4ème axiome : il introduit au sens le plus courant du terme ce que l'on appelle une symétrie. Et puisque nous sommes explicitement dans une démarche structuraliste, c'est peut-être le moment de revenir sur le principe dichotomique que Lévi-Strauss a tiré dans notre façon de former nos concepts par paires de contraires: blanc/ noir; masculin/ féminin etc. (note 2)

Il semble que le langage courant n'articule pas cette dualité spontanément autour d'un concept neutre. Ce qui, à la réflexion n'a rien pour étonner.

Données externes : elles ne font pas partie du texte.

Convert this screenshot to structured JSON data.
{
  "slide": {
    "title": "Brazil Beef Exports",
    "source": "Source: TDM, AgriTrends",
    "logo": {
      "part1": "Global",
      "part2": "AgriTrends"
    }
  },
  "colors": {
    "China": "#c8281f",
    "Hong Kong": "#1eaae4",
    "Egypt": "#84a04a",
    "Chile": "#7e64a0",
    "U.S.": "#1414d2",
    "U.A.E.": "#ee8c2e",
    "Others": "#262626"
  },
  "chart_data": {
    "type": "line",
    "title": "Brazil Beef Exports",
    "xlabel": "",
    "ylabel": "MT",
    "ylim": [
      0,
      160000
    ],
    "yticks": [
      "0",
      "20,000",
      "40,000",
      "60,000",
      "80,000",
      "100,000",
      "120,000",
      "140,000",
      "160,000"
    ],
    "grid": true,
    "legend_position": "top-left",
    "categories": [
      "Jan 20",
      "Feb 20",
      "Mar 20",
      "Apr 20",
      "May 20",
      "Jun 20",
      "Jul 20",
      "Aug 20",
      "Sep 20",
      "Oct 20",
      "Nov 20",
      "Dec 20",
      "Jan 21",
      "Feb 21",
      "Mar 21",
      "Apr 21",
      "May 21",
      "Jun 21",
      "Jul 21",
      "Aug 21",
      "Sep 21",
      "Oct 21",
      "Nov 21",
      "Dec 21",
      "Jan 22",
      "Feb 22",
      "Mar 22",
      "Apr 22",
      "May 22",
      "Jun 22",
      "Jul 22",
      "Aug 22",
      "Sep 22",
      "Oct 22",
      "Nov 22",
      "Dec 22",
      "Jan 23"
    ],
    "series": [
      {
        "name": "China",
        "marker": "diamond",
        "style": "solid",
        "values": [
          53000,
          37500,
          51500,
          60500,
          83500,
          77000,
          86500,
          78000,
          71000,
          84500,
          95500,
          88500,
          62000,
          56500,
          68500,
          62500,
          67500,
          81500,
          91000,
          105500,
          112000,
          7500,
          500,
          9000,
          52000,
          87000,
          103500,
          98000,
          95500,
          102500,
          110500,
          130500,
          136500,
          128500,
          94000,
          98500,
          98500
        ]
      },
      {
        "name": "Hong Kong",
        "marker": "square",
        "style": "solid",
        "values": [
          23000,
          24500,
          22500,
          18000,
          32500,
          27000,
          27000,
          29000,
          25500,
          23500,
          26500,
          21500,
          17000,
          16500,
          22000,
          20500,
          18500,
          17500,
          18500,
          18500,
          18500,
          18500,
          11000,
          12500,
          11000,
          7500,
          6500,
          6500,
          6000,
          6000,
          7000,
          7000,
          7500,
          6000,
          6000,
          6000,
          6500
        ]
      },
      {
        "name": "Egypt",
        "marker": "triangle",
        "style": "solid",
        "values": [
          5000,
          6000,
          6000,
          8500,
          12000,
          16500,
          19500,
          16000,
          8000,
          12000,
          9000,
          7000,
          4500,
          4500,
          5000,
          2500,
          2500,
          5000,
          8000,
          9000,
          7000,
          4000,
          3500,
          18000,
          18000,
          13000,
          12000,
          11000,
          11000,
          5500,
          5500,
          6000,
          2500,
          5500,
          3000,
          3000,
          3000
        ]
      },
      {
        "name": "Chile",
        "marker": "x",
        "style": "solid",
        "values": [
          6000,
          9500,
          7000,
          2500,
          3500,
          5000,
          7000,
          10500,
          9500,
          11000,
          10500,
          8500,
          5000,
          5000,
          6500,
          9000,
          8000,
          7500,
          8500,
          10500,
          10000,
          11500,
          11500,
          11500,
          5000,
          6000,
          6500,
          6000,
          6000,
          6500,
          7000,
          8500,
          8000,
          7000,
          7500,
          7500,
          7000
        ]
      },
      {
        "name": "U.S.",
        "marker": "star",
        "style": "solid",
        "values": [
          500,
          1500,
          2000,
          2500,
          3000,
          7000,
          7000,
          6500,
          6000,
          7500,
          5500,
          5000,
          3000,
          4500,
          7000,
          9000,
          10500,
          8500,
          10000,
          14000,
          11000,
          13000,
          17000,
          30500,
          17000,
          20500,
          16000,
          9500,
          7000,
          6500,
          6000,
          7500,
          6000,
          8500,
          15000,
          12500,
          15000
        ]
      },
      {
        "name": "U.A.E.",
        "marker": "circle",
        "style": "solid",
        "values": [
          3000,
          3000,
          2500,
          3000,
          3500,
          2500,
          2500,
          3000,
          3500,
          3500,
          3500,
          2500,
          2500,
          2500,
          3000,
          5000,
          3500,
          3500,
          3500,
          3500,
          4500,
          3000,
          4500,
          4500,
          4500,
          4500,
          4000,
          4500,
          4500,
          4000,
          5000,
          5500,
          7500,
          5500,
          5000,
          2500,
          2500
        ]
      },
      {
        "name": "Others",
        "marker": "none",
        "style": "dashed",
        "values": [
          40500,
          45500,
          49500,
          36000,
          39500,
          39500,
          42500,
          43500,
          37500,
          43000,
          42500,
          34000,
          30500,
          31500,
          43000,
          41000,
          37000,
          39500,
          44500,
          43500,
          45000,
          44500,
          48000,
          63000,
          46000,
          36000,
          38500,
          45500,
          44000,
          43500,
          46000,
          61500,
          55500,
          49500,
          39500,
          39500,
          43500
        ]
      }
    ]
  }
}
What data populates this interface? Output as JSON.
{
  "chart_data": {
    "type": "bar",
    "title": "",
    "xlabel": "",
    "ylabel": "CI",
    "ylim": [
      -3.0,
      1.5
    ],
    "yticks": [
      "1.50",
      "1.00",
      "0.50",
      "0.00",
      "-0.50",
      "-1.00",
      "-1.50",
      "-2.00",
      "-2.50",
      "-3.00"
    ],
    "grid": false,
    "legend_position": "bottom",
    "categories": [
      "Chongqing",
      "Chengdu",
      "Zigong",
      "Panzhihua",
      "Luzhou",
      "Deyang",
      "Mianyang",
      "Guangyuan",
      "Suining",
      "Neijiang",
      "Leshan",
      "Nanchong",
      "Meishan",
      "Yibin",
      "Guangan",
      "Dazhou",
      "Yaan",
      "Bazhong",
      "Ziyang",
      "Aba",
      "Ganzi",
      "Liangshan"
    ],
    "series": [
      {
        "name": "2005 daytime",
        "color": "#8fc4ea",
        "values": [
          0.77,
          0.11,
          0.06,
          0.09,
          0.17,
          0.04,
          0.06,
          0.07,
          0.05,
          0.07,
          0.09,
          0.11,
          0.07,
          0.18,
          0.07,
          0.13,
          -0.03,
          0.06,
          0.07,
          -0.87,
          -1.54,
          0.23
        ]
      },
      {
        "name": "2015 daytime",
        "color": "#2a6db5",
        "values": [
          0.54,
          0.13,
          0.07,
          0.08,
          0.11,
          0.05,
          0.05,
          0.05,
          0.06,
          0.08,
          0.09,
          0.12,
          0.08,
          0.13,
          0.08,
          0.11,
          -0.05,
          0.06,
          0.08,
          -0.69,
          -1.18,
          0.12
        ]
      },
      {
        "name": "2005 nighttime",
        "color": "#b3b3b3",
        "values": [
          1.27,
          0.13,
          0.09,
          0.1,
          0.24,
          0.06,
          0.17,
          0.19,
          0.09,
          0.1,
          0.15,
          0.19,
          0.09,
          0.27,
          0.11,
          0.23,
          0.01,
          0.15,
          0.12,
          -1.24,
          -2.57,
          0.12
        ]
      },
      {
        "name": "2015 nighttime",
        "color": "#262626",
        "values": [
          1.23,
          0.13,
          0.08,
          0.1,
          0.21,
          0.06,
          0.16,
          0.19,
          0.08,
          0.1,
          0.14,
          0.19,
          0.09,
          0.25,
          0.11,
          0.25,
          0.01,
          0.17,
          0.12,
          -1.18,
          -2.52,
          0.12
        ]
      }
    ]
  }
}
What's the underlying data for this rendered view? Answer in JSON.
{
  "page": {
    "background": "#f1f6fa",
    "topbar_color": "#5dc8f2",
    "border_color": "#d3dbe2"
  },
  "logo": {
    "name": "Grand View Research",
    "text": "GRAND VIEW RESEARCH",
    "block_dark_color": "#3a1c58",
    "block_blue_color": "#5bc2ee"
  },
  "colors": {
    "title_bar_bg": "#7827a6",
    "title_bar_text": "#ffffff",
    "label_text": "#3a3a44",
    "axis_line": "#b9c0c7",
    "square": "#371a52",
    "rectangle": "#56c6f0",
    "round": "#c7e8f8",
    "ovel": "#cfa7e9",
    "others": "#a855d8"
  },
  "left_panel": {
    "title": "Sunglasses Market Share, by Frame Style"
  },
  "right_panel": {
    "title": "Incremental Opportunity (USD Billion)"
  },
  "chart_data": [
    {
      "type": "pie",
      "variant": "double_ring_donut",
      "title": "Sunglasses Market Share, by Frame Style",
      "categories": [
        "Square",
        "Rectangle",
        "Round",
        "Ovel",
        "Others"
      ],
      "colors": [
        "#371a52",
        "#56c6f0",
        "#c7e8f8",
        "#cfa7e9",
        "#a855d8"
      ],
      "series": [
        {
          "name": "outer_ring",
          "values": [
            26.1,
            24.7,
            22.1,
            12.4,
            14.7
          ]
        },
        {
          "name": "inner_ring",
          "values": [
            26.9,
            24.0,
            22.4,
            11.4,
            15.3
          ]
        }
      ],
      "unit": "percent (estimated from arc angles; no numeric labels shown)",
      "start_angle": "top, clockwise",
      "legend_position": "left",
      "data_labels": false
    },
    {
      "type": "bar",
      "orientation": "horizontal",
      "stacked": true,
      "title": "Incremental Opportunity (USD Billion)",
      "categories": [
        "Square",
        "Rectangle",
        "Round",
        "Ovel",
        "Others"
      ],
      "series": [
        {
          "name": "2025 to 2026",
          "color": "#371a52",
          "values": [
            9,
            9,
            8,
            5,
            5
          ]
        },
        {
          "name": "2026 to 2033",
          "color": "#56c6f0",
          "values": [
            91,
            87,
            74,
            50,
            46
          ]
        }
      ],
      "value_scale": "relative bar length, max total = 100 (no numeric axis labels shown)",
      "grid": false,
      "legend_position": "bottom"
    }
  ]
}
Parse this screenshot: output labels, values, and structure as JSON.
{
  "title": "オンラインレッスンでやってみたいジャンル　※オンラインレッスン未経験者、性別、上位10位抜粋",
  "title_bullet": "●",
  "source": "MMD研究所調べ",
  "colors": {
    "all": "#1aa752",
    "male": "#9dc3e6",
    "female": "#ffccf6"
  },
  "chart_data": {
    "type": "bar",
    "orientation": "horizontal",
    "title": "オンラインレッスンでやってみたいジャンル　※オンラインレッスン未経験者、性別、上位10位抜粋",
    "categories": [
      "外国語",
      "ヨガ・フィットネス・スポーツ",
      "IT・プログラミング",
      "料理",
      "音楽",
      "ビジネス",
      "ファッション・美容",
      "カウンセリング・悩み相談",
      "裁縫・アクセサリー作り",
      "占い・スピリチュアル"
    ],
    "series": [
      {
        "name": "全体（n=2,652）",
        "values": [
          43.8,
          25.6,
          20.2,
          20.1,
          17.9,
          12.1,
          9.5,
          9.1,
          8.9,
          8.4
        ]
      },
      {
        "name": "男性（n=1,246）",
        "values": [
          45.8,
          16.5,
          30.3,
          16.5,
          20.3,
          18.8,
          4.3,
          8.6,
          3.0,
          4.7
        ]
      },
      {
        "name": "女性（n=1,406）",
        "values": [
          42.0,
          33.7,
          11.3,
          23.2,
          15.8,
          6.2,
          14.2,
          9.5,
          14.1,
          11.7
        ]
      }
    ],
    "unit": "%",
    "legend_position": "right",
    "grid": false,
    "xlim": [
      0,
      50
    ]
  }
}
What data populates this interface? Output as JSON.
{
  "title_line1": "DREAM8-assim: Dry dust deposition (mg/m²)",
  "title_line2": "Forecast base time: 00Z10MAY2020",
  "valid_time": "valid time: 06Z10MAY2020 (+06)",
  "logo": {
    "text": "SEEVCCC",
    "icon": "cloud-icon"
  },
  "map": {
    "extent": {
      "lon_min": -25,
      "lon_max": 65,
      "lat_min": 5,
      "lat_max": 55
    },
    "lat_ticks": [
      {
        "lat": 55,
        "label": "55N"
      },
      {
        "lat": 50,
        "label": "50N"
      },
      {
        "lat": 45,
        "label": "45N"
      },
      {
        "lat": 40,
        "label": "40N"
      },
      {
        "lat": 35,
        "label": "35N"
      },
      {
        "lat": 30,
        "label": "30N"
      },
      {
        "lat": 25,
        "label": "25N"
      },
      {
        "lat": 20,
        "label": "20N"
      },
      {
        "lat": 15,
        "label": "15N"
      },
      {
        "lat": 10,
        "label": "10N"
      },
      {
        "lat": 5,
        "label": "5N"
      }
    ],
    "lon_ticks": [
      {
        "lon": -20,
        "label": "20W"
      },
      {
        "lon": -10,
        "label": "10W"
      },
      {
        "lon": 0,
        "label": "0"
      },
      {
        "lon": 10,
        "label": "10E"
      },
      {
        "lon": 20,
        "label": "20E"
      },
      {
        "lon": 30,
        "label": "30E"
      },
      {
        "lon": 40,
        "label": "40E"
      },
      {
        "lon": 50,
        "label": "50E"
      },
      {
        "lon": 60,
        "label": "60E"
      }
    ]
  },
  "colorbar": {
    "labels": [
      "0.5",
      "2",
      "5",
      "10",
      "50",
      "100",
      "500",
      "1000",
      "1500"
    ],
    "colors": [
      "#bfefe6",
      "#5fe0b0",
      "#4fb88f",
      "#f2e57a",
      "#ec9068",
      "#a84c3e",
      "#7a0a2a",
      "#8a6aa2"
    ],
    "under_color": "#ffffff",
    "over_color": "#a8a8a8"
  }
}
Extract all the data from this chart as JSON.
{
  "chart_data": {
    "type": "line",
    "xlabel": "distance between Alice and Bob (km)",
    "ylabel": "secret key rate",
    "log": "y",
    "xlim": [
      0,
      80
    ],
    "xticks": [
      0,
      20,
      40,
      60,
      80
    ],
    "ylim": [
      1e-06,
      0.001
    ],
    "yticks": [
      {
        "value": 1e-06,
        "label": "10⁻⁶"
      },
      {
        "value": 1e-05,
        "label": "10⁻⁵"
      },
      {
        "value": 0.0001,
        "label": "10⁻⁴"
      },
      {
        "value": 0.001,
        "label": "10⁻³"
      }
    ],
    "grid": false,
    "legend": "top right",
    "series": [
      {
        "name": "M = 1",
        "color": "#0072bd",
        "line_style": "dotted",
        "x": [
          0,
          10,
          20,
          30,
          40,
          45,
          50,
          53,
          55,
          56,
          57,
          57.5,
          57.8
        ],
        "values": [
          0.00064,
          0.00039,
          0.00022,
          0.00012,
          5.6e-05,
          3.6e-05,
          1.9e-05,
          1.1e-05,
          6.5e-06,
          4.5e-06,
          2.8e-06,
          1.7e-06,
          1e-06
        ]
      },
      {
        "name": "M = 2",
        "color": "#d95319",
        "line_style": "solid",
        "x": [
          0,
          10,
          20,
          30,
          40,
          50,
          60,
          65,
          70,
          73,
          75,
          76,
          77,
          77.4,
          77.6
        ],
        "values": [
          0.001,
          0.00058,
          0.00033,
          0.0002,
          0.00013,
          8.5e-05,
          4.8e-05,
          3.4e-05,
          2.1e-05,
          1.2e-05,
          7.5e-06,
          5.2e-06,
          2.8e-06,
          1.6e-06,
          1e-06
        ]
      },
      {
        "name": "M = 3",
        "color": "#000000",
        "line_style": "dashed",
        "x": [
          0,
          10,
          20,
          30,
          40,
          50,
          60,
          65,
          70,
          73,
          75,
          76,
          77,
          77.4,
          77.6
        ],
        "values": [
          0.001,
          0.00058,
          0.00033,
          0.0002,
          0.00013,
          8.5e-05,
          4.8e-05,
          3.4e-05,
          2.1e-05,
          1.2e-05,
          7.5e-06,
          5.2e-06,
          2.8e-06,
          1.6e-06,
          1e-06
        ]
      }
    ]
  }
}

  • Les premières expériences du bébé sont des coupures : celle du cordon ombilical, celle de la bouche frustrée du sein maternel;
  • Ensuite vient la conception de l'objet, et par répétition celle de l'existence de l'objet au-delà de sa présentation devant le Sujet, qui mène à la notion d'objet "final", le {*}, lié naturellement à la multiplication, dont il est l'élément neutre;
  • Enfin, nous avons vu comment l'objet "initial", le vide { }, est l'élément neutre de  l'addition.

C'est dire que l'élément neutre ne fait pas spontanément partie de "la pensée sauvage". C'est dire aussi qu'un élément ne peut être neutre que relativement à notre façon d'articuler un discours:

  • à partir de {*} et de la multiplication,
  • ou bien de { } et de l'addition.

- Et que tires-tu de tous ces développements ?

- Que notre façon de définir une symétrie par rapport à un élément neutre vient après notre perception des objets, dans notre propre maturation intellectuelle. Et, cependant, à un niveau plus élémentaire, nous parvenons à concevoir la notion d'objet grâce à une symétrie plus élémentaire que nous créons entre présence / absence (oui, toujours le petit Ernst et son jeu de fort/da). Il n'y a pas d'élément neutre à ce niveau : l'objet est là ou pas, la porte ouverte ou fermée.

- C'est un peu le chien qui courre après sa queue...

- Oui, je crois qu'il faut faire ici un break pour méditer là-dessus cette nuit.

Bonne rumination,

Hari.

Note 1

J'ai beaucoup travaillé sur le sujet depuis cet article, pour en arriver à celui-ci:

Note 2

Au sujet de la dichotomie: 

  • Les symétries en I01 s'expriment effectivement par des oppositions entre couples de concepts;
  • Par contre, au niveau IR, nous verrons ultérieurement que les oppositions se traduisent par une orthogonalité entre concepts.

Ainsi, le fait de développer mon discours autour du concept de dichotomie, confirme, a posteriori, que je me situe effectivement au niveau I01.